1. Establish a designated office space
The first consideration—and perhaps most important—is your office’s location. While the kitchen table or your bed may work in the short-term, they’re not conducive to productivity. Working from your bed, in particular, can create a mental association between where you sleep and where you work, making it hard to wind down. This can adversely impact your sleep quality, which will kill the next day’s productivity.
Instead, it’s essential to create a designated working space that’s free from distractions like chores, TV, or other people. This will allow you to keep your work and private lives separate, and help you to better focus on the work at hand. The best place to locate your home office is in a spare room, especially if it has little regular function in your house beyond storage. If you don’t have a spare room, then anywhere else in your house that offers a minimal amount of distractions will work.
2. Organise your space efficiently
Even if inspiration has struck, and you don’t want to leave your desk, you should always take time to stretch your legs. However, doing this too frequently can disrupt your focus, and slow you down. As such, you should design your home office to give you the easiest access to any items you use most frequently.
You should also try and prevent clutter. A messy workspace can hamper productivity and increase stress levels. One recent study found that individuals working in a clutter-free workspace could work steadily for 7.5 minutes longer than those in an untidy space. Even if you don’t have a large room, you can still utilise the space you do have to create a tidy and organised environment. For example, you could set up shelves on your walls, giving you extra space to keep any office supplies. The space under your desk could also house things like a printer or file cabinet, though you should make sure to still give yourself enough legroom.
3. Make it comfortable and inspiring
Back problems are one of the most common issues affecting people who work from home, especially if you’re on your laptop all day. While there are certain home office items you can skimp on, a comfortable chair is definitely not one of them. A good ergonomic office chair will have enough width and depth to support you and will be easily adjustable with comfortable padding, so be sure to take these features into account.
It is also important that your office isn’t drably decorated, as this can drain your energy and again impede output. People have been shown to be much more productive in offices that support our identity. So make sure to design it in a way that’s motivating and personal to you—for instance, paint it in a colour you like, hang up pictures, posters and other décor, and put down a cosy rug.

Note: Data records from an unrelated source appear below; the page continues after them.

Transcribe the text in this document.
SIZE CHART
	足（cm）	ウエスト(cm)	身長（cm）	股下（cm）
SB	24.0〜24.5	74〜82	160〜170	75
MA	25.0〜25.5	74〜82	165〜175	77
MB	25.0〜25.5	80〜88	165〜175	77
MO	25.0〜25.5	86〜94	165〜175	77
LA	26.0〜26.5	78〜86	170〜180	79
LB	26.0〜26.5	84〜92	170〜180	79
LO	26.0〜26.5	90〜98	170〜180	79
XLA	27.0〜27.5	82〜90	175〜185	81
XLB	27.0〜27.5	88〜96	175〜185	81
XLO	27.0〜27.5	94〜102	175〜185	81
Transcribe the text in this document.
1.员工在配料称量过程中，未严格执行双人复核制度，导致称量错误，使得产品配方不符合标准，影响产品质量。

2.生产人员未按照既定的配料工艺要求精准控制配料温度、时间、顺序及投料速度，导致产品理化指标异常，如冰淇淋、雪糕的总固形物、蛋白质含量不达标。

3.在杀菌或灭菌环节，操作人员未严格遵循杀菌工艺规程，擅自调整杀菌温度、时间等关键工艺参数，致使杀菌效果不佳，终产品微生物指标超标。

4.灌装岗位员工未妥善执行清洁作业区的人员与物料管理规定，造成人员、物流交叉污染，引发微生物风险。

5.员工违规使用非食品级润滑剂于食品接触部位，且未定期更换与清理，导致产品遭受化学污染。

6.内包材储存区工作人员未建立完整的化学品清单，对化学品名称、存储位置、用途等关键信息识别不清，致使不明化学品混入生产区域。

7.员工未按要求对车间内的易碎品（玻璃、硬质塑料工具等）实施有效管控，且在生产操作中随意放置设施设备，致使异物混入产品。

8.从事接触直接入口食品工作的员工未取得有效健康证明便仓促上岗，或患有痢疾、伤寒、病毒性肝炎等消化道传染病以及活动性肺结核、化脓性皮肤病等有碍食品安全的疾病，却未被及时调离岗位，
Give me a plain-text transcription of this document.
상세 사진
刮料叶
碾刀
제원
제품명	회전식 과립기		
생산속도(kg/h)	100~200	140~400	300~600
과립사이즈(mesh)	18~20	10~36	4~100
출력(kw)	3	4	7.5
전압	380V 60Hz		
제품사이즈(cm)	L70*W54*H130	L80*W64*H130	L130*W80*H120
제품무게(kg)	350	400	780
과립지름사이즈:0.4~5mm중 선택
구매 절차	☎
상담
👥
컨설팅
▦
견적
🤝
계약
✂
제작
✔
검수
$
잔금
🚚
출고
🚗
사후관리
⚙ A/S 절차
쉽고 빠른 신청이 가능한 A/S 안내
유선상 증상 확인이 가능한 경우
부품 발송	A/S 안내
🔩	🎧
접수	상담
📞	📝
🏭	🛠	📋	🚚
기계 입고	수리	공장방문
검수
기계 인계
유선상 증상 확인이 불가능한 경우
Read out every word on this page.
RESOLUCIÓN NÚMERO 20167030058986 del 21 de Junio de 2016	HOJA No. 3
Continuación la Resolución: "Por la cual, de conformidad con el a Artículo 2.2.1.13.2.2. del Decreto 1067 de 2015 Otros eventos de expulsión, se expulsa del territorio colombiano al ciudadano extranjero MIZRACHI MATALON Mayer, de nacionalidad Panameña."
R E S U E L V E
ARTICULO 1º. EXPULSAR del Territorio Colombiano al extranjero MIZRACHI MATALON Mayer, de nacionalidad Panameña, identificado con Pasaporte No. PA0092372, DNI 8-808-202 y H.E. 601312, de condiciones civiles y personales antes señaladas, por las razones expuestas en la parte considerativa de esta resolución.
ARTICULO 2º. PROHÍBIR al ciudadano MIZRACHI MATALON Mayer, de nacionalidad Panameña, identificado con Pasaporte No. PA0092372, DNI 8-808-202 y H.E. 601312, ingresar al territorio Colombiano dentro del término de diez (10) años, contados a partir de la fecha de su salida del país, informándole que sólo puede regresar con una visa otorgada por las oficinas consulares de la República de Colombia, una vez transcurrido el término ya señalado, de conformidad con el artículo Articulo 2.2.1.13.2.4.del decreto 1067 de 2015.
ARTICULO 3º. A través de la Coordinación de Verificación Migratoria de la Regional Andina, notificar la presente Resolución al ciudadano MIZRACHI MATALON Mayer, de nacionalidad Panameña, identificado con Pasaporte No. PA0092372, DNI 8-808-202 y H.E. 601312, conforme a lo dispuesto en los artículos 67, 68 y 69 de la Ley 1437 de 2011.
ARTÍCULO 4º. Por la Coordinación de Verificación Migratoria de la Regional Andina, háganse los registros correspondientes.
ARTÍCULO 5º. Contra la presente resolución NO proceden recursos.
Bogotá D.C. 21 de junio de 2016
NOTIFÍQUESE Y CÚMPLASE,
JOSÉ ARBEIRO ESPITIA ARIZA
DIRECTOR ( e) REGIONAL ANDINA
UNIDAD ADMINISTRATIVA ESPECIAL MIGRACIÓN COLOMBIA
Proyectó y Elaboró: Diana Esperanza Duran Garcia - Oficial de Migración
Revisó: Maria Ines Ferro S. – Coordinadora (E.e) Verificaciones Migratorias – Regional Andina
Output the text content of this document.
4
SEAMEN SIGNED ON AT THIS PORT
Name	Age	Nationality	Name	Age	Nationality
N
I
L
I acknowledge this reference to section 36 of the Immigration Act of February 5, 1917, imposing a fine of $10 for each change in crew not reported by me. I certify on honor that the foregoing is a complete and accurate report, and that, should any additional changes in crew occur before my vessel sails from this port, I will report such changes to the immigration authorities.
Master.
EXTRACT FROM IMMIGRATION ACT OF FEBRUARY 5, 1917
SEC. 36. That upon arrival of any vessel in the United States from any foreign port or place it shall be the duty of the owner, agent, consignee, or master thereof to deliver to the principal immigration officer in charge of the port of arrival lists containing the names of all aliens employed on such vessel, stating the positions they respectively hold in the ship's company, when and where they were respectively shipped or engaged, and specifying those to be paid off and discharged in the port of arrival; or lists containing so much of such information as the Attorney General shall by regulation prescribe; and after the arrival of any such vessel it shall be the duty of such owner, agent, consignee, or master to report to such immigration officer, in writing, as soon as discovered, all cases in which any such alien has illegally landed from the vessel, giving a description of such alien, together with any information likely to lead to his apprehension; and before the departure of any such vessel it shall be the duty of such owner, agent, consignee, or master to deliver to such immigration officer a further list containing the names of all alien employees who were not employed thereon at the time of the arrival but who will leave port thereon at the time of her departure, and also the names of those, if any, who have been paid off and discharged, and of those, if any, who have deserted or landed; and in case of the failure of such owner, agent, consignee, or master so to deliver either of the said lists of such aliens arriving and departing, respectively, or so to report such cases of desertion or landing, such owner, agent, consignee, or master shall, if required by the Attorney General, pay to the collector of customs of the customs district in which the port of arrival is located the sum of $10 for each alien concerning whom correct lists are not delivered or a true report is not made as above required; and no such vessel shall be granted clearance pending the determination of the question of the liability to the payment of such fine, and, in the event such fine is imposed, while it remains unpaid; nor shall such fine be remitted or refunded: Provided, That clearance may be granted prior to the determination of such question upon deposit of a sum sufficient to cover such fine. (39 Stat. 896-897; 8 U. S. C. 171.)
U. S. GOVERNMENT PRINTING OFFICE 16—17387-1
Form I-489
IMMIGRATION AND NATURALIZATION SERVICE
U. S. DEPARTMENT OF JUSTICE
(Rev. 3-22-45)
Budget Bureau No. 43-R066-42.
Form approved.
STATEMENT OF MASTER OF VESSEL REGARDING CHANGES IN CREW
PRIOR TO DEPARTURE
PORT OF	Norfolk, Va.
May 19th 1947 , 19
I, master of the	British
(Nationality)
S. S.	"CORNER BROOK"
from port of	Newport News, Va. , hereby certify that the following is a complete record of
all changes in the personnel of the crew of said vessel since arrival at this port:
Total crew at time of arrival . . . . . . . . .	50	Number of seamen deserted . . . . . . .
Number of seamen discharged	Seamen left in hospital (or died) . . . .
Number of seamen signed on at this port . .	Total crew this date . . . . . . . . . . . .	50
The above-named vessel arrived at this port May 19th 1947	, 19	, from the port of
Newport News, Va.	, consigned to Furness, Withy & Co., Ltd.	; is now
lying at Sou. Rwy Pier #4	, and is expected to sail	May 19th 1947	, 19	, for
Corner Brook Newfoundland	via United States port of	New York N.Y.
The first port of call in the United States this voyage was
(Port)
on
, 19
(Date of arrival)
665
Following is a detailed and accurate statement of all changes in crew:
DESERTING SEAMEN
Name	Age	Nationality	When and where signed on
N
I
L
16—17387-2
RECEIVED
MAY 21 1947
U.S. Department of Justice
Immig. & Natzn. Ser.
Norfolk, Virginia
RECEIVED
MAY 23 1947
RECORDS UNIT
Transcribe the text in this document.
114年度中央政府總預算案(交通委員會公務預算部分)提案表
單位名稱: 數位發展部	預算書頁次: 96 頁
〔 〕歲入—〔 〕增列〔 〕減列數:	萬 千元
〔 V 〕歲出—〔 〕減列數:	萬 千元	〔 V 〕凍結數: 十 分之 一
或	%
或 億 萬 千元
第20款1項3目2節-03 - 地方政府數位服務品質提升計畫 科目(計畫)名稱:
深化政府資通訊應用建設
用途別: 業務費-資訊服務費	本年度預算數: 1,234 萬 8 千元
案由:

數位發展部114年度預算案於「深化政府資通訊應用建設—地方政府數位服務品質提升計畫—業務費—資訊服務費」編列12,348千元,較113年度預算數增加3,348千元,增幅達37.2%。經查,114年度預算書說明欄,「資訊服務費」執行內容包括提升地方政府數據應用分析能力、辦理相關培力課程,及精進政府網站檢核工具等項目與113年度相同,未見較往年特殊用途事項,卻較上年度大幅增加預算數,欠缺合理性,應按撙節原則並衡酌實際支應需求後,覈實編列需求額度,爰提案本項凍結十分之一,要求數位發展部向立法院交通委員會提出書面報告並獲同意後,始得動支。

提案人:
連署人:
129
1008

4. Bring the outside inside your office
According to research by Cornell University, natural lighting can bolster productivity, health, and wellness. As such, it’s important to set up your desk near a window, allowing light to hit your workspace. Bringing the natural world into your home office with plants will also help you be more productive and healthy. A 2017 study by Harvard University found that plant-filled offices give us a 26% boost in cognition, 30% fewer cases of sickness, and a 6% rise in sleep quality. In fact, even pictures of nature can have similar productivity-boosting effects.